These past weeks, we begin our experiment of co-operative housing and intentional community life. It has raised to the surface a set of questions for us that seem to revolve around one big question: what is fair?
If I vacuum the floors twice in one week, and another co-op member has not done any household chores, is this fair? How do we share the costs of the food in a way that is considered fair by all of us? What if one member has several guests join us for meals during the week? What if I miss a meal- is it fair to include that cost in my monthly food costs?
What if I want to buy a special item that I will be the only one to eat? Can I fairly include this in the shared food costs of the group? What if someone else in the house eats my special item?
Living in community, trying to get along, and working through conflict in a way that is constructive and helpful, this has activated a spotlight on equity and injustice… it has got me wondering lately about the value of evaluating my life in the terms of fairness.

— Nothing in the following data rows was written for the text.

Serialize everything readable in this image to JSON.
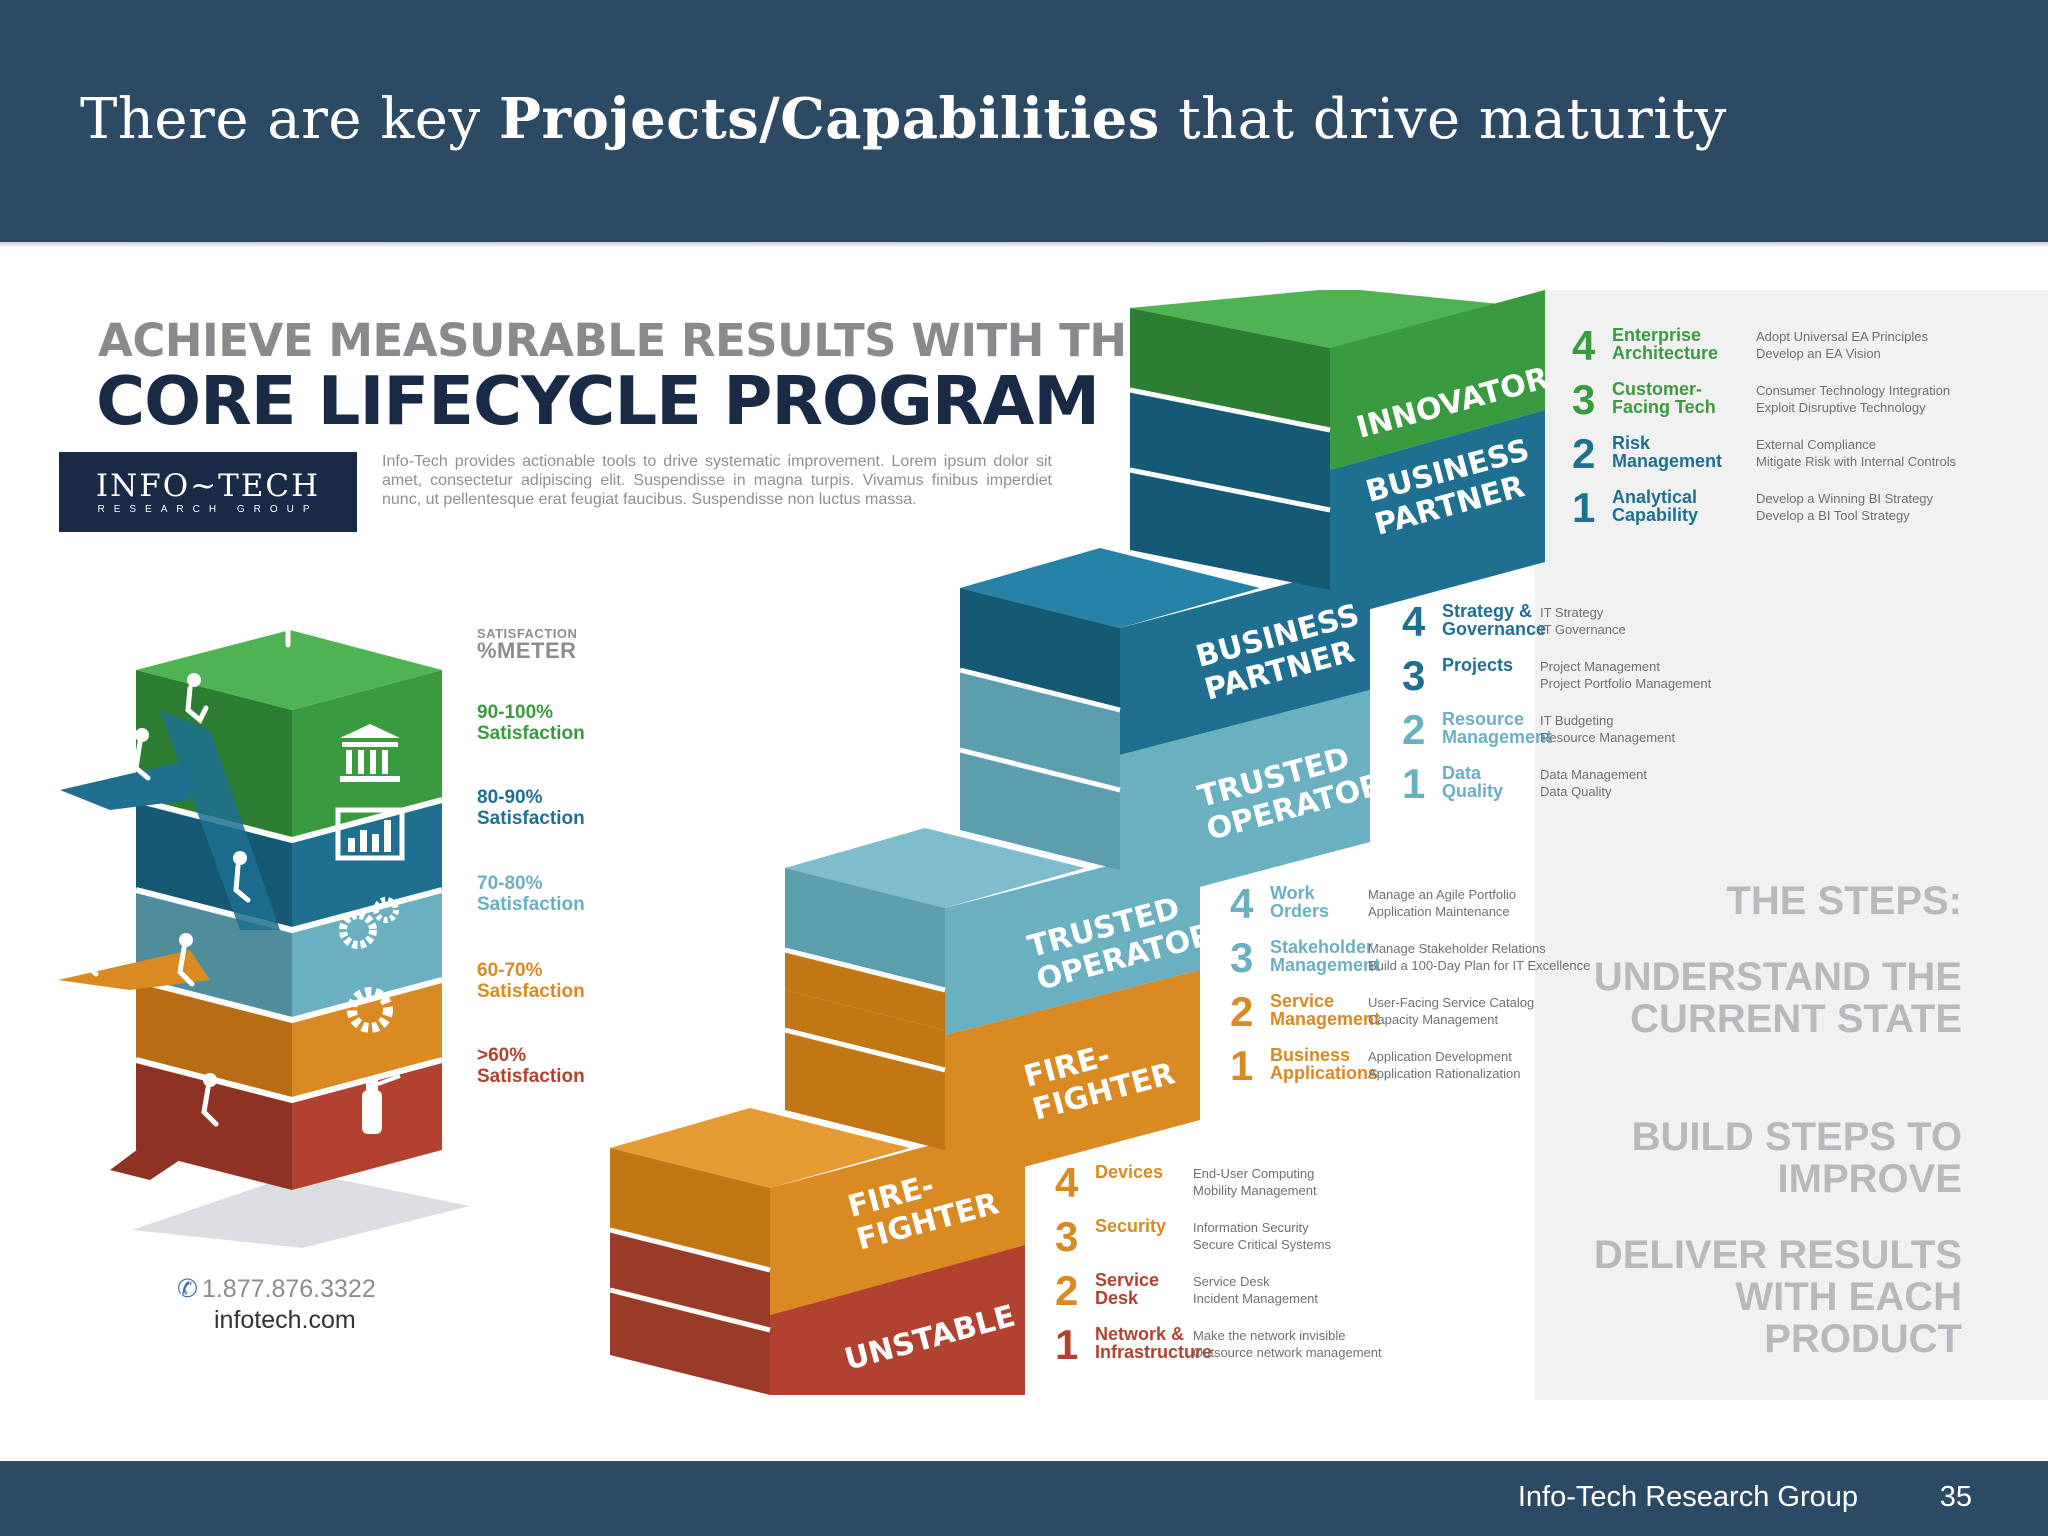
{
  "slide": {
    "title_before": "There are key ",
    "title_bold": "Projects/Capabilities",
    "title_after": " that drive maturity",
    "footer_org": "Info-Tech Research Group",
    "page_number": "35"
  },
  "infographic": {
    "heading_line1": "ACHIEVE MEASURABLE RESULTS WITH THE",
    "heading_line2": "CORE LIFECYCLE PROGRAM",
    "logo_name": "INFO~TECH",
    "logo_sub": "RESEARCH GROUP",
    "intro": "Info-Tech provides actionable tools to drive systematic improvement. Lorem ipsum dolor sit amet, consectetur adipiscing elit. Suspendisse in magna turpis. Vivamus finibus imperdiet nunc, ut pellentesque erat feugiat faucibus. Suspendisse non luctus massa.",
    "meter_title_small": "SATISFACTION",
    "meter_title_large": "%METER",
    "meter": [
      {
        "range": "90-100%",
        "label": "Satisfaction",
        "color": "#3a9a3f",
        "icon": "bank-icon"
      },
      {
        "range": "80-90%",
        "label": "Satisfaction",
        "color": "#1e6f90",
        "icon": "bar-chart-icon"
      },
      {
        "range": "70-80%",
        "label": "Satisfaction",
        "color": "#6ab0c1",
        "icon": "gears-icon"
      },
      {
        "range": "60-70%",
        "label": "Satisfaction",
        "color": "#d98a22",
        "icon": "gear-icon"
      },
      {
        "range": ">60%",
        "label": "Satisfaction",
        "color": "#b3412f",
        "icon": "fire-extinguisher-icon"
      }
    ],
    "phone": "1.877.876.3322",
    "website": "infotech.com",
    "stair_labels": {
      "unstable": "UNSTABLE",
      "firefighter_lower": "FIRE- FIGHTER",
      "firefighter_upper": "FIRE- FIGHTER",
      "trusted_lower": "TRUSTED OPERATOR",
      "trusted_upper": "TRUSTED OPERATOR",
      "business_lower": "BUSINESS PARTNER",
      "business_upper": "BUSINESS PARTNER",
      "innovator": "INNOVATOR"
    },
    "step_groups": [
      {
        "color": "#d98a22",
        "items": [
          {
            "num": "4",
            "name": "Devices",
            "desc1": "End-User Computing",
            "desc2": "Mobility Management"
          },
          {
            "num": "3",
            "name": "Security",
            "desc1": "Information Security",
            "desc2": "Secure Critical Systems"
          },
          {
            "num": "2",
            "name": "Service Desk",
            "desc1": "Service Desk",
            "desc2": "Incident Management"
          },
          {
            "num": "1",
            "name": "Network & Infrastructure",
            "desc1": "Make the network invisible",
            "desc2": "Outsource network management"
          }
        ]
      },
      {
        "color": "#d98a22",
        "num_color": "#6ab0c1",
        "items": [
          {
            "num": "4",
            "name": "Work Orders",
            "desc1": "Manage an Agile Portfolio",
            "desc2": "Application Maintenance"
          },
          {
            "num": "3",
            "name": "Stakeholder Management",
            "desc1": "Manage Stakeholder Relations",
            "desc2": "Build a 100-Day Plan for IT Excellence"
          },
          {
            "num": "2",
            "name": "Service Management",
            "desc1": "User-Facing Service Catalog",
            "desc2": "Capacity Management"
          },
          {
            "num": "1",
            "name": "Business Applications",
            "desc1": "Application Development",
            "desc2": "Application Rationalization"
          }
        ]
      },
      {
        "color": "#1e6f90",
        "items": [
          {
            "num": "4",
            "name": "Strategy & Governance",
            "desc1": "IT Strategy",
            "desc2": "IT Governance"
          },
          {
            "num": "3",
            "name": "Projects",
            "desc1": "Project Management",
            "desc2": "Project Portfolio Management"
          },
          {
            "num": "2",
            "name": "Resource Management",
            "desc1": "IT Budgeting",
            "desc2": "Resource Management"
          },
          {
            "num": "1",
            "name": "Data Quality",
            "desc1": "Data Management",
            "desc2": "Data Quality"
          }
        ]
      },
      {
        "color": "#3a9a3f",
        "items": [
          {
            "num": "4",
            "name": "Enterprise Architecture",
            "desc1": "Adopt Universal EA Principles",
            "desc2": "Develop an EA Vision"
          },
          {
            "num": "3",
            "name": "Customer-Facing Tech",
            "desc1": "Consumer Technology Integration",
            "desc2": "Exploit Disruptive Technology"
          },
          {
            "num": "2",
            "name": "Risk Management",
            "desc1": "External Compliance",
            "desc2": "Mitigate Risk with Internal Controls"
          },
          {
            "num": "1",
            "name": "Analytical Capability",
            "desc1": "Develop a Winning BI Strategy",
            "desc2": "Develop a BI Tool Strategy"
          }
        ]
      }
    ],
    "steps_heading": "THE STEPS:",
    "steps_phrases": [
      "UNDERSTAND THE CURRENT STATE",
      "BUILD STEPS TO IMPROVE",
      "DELIVER RESULTS WITH EACH PRODUCT"
    ]
  }
}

My wife Robyn relates a story about her elderly mother and this issue of fairness. She was distressed over some news of illness afflicting a family member and she was complaining to Robyn about how unfair this recent happening was- in light of all the other things they had been through. She believed that their family had suffered enough over the years. They had experienced far more loss, sickness and difficulty than other families. It was wrong and undeserved.
Robyn asked one of those questions that some might judge as harsh. But I see her question as both loving and honest.

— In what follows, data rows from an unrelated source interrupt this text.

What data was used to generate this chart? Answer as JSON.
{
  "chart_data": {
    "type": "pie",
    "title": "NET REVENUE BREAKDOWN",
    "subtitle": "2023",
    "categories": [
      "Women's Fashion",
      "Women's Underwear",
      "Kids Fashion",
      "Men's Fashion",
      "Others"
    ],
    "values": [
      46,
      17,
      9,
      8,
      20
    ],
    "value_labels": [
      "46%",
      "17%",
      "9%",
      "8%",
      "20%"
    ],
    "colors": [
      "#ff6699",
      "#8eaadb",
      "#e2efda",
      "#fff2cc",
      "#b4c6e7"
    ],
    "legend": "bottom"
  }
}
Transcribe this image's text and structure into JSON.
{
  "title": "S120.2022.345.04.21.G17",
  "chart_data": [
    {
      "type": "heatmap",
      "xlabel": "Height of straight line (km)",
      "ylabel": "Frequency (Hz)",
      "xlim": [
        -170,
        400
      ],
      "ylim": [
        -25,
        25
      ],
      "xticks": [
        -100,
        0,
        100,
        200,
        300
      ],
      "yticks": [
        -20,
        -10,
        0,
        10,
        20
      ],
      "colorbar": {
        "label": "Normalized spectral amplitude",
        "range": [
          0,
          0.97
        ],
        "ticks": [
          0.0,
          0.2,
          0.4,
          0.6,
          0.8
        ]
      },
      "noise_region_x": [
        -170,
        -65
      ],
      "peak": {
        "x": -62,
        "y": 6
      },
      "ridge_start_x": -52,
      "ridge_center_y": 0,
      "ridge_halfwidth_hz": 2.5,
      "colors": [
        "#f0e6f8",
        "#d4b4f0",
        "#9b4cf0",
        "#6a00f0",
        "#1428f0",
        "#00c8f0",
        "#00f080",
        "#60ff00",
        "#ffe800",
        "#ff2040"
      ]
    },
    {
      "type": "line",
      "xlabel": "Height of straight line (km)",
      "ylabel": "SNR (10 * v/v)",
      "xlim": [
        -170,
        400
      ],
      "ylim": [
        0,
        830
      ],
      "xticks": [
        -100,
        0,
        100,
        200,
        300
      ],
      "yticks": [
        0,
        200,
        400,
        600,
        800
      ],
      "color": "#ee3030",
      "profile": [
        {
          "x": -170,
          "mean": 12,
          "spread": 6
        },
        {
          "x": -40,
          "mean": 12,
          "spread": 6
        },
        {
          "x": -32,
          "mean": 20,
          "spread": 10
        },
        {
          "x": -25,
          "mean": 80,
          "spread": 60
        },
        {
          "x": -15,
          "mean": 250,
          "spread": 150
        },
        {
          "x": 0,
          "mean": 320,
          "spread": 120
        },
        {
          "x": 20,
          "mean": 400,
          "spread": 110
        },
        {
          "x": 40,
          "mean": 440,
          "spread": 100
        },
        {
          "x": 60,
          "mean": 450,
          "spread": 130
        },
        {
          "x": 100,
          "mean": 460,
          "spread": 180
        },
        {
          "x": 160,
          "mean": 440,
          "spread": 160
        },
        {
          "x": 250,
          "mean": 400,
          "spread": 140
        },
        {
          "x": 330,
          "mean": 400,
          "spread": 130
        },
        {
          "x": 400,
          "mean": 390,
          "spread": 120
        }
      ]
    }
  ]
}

She asked: “Mom, how did you get to be 75 years old and think that life was fair?”.
Like Robyn’s mother, I have railed against injustice and what I know was undeserved. I can honestly say that it has often been for the sake of others: abused children, the overlooked poor, the marginalized who have no voice.. recently, it has been for my lovely younger brother, Darren, who is fading away with advanced MS.
Yet I must also admit that I have challenged a lack of fairness for my own sake. Robyn’s recent life threatening illness and the impact this had on my own life. I have complained about rain and cool weather on a vacation in Cuba. How unfair of the weather to be so cold and rainy… and on my vacation!
I have done my share of complaining.
I have fussed until I became fuss.
If I was running for election, I would campaign to advance the cause of fairness: to make up for this fault in the way the world works. I long for a world that is fairer than it is. I yearn for insta-karma! I would like our co-op to find a way to live together that is truly fair for all and understood to be fair by all. I would like to go on a well-deserved vacation and have one warm sunny day! Is that too much to ask?
Alas, I am slowly coming around to the realization, regardless of my longing and demanding, that it is not so. That it can never be so.
I have also had Robyn’s question of her mother resonate in my soul: “Dan, how did you get to be 48 years old and still think life was fair?”
Alas, my reinforced belief in the essential fairness of life has been getting shakier and shakier. It is teetering on its last legs. The moral fabric of my life, woven from strands of fairness, is now blown out with holes, worn out and frayed.
I don’t think I can even patch it.
Life is not fair.
In my early 20’s, I stumbled on M. Scott Peck’s classic The Road Less Travelled… his opening words poked yet another hole in things:
Life is difficult. This is a great truth, one of the greatest truths. It is a great truth because once we truly see this truth, we transcend it. Once we truly know that life is difficult-once we truly understand and accept it-then life is no longer difficult. Because once it is accepted, the fact that life is difficult no longer matters.”
My friend Chris is an ethicist. He has two brain tumors and is starting chemo and radiation this week. A month ago, in between MRI’s, we were talking about fairness. He said that fairness was only one way of talking about justice. It was the least helpful way. It was sadly the most popular.
His words had more resonance as the cancer cells grow in his brain.
Who was it that taught me that life must be fair?
Why did this belief root itself so deep into my view of the world?
How did it get so tightly woven into my thought-fabric?
This desperate belief in fairness is everywhere I look. I listen to complaints- not only to my own frustration and anger over injustice and personal hurts, but so many of my friends and family.
As I type this, the couple next to me on this ferry ride complain that the on-board food is too expensive now. They shift to an overall complaint about the lousy ferry service, the reduction in sailing times, and the cost of the trip to the island. Two other younger men in front of me are telling stories about mothers who ‘micro-managed’ them and who were hyper-critical of everything they did. Do I dare to ask them all how they got this far into life…
And so, I wonder…
I wonder if I can let go what is fair with who does what chores and how often in the co-op house? I wonder if I can trust that I will do what I do for love of having a tidy house… and others will also do what they feel called to do. I wonder if I can trust that we will all respond to what is needed with the gifts that we have and the time we have available that week? I wonder if I can love Darren more deeply for the life he still has in his body?
And I wonder if I can live into each day with a more profound gratitude in all that is.